A T-tetromino is formed by adjoining three unit squares to form a $1 \times 3$ rectangle, and adjoining on top of the middle square a fourth unit square. Determine the least number of unit squares that must be removed from a $202 \times 202$ grid so that it can be tiled using T-tetrominoes.
Problem
Source: Philippine Mathematical Olympiad 2020/1
Tags: PMO, combinatorics
20.02.2020 08:56
Claim: 202×2002 Can't be filled by T- tetrominoes. Proof:Colour the big $202*202$ board in ordinary chessboard pattern with alternatively black and white squres.A $T$-tetromino will $3$ black,$1$ white or $3$ white,$1$ black square.To cover the board we need equally many tetrominoes of each kind.But$202*202/4=10201$ is odd.

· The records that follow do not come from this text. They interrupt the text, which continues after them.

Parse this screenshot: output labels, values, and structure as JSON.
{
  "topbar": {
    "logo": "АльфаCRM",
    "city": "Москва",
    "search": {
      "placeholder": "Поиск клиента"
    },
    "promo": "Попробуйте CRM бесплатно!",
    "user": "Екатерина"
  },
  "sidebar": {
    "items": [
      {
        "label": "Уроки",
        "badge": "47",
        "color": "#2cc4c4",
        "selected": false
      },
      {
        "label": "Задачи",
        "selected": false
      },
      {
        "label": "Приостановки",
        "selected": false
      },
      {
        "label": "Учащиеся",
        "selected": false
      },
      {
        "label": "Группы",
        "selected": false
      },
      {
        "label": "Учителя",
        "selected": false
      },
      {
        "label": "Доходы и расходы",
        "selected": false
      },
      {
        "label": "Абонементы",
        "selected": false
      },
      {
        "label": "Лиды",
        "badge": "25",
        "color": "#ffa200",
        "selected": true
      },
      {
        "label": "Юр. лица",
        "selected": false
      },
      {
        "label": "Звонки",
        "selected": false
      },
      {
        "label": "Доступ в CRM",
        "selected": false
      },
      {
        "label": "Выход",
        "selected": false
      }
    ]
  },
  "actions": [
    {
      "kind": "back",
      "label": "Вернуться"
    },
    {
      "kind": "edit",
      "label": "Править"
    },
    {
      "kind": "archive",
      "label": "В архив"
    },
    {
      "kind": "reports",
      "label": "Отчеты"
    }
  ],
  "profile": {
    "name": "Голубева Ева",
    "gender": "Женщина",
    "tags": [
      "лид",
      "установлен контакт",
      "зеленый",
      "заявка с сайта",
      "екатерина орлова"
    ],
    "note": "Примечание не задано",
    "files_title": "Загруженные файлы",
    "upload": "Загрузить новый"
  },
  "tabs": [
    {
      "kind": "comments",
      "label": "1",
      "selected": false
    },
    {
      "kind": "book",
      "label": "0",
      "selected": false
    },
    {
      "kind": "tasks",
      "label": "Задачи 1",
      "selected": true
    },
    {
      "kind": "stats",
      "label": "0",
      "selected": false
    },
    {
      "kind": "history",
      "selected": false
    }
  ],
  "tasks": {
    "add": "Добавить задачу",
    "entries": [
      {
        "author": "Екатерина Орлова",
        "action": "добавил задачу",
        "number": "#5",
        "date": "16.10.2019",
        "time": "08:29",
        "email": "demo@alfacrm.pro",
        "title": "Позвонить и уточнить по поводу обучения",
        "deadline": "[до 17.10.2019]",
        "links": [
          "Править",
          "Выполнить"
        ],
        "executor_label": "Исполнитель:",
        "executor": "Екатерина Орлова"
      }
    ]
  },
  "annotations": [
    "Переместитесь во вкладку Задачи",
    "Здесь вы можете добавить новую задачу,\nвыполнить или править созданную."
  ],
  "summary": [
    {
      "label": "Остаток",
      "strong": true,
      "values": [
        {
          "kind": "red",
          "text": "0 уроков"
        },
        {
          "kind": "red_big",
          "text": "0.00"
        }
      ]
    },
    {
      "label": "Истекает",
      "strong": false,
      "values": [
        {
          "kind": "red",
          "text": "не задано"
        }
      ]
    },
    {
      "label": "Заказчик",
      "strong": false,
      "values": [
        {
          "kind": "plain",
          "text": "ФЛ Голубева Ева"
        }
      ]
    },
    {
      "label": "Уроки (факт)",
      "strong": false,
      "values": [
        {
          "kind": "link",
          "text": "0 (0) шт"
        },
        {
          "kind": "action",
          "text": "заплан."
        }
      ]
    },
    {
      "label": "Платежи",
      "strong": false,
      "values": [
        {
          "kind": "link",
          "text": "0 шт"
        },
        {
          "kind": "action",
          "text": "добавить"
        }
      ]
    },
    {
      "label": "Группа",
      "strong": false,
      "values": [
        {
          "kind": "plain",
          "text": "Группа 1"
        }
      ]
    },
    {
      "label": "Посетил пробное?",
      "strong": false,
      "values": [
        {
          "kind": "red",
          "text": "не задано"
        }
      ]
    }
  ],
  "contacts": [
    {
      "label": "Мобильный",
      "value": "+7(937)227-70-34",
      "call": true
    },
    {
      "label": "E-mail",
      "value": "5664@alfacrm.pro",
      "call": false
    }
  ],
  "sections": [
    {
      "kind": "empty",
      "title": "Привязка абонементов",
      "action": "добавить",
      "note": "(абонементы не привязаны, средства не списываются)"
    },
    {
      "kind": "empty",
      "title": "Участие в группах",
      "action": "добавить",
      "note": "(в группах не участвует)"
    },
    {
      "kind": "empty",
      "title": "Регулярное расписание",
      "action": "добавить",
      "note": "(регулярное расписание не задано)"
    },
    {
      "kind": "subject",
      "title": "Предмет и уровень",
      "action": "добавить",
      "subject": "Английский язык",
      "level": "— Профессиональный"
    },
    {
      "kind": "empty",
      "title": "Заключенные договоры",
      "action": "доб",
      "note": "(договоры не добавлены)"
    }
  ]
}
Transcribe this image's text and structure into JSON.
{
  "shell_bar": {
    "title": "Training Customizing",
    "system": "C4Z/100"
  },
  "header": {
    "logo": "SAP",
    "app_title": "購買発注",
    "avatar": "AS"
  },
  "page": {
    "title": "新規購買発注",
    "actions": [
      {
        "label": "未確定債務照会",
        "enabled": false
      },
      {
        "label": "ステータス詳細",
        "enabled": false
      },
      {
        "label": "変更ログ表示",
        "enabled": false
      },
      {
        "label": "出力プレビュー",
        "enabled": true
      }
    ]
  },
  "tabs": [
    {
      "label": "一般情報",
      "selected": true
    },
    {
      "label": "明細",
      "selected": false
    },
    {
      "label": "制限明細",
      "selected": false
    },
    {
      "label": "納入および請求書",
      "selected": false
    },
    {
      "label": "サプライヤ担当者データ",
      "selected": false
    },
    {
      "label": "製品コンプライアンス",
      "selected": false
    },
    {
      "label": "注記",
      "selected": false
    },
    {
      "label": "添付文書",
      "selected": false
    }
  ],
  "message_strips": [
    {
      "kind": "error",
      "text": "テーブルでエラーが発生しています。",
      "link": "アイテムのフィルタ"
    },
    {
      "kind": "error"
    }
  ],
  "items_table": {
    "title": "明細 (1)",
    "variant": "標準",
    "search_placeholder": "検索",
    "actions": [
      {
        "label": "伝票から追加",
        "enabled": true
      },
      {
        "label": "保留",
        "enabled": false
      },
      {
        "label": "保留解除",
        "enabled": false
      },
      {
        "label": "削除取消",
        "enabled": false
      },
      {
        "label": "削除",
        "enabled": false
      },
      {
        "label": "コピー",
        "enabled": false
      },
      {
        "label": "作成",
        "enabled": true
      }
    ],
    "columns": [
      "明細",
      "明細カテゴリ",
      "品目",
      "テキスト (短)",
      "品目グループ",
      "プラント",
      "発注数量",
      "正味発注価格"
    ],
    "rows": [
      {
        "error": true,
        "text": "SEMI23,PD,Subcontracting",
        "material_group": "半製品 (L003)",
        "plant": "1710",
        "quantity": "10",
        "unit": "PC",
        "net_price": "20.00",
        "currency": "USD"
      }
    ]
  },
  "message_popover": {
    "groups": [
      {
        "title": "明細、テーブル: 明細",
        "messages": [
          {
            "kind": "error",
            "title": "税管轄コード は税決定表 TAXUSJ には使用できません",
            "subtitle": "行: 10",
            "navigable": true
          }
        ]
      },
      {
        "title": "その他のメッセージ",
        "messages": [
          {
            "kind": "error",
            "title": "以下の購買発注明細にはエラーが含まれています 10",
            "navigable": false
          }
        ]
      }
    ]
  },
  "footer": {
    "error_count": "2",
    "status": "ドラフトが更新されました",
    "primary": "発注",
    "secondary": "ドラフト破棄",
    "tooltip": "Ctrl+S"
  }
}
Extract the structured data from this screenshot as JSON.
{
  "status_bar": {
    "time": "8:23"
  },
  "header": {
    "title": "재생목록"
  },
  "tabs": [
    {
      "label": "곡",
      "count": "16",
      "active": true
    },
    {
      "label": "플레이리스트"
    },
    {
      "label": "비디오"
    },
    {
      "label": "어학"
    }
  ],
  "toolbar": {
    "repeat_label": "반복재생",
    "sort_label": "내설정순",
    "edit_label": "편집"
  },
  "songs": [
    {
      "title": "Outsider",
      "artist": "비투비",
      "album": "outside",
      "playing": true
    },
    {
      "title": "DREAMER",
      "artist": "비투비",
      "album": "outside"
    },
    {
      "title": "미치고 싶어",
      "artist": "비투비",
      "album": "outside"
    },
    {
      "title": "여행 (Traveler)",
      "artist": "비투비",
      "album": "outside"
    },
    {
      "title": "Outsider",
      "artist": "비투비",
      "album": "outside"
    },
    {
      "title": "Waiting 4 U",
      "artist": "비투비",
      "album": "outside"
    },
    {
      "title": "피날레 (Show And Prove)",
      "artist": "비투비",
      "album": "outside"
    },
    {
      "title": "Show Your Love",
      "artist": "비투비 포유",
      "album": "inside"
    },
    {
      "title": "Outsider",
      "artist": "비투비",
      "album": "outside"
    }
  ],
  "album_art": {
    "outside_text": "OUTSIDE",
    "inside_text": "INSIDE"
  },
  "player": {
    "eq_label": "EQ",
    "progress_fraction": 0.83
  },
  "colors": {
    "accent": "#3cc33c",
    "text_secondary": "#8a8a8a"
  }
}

Now total number of cells covered by the tetrominoes must be divisible by 4.As $2002*2002$ is divisible by 4, at least 4 cells should be deleted. Now we claim that deleting 4 cells we can cover the board. Number the columns and rows $0,1,2,...201$ from left to right and to bottom to top.$(i,j)$ denote the cell in $i$ th column $j$ th row. Now delete the $(200,0),(0,200),(201,200),(201,201)$ cells.Now the board consists of a left bottom $200*200$ board and upper most and right most 2 strips with some cells deleted. Note that 4×4 board can be covered by T-tetromino.So the 200*200 board can be covered Now define $L_k$ the following structure :Deleting the upper rightmost cell and bottom left most cell from a $4k+1*2$ board. So now we can cover the rightmost part of our board by a $L_{50}$ and the upper most by a $L_{50}$.Easy to see that $L_k$ s can be covered by T- trominoes.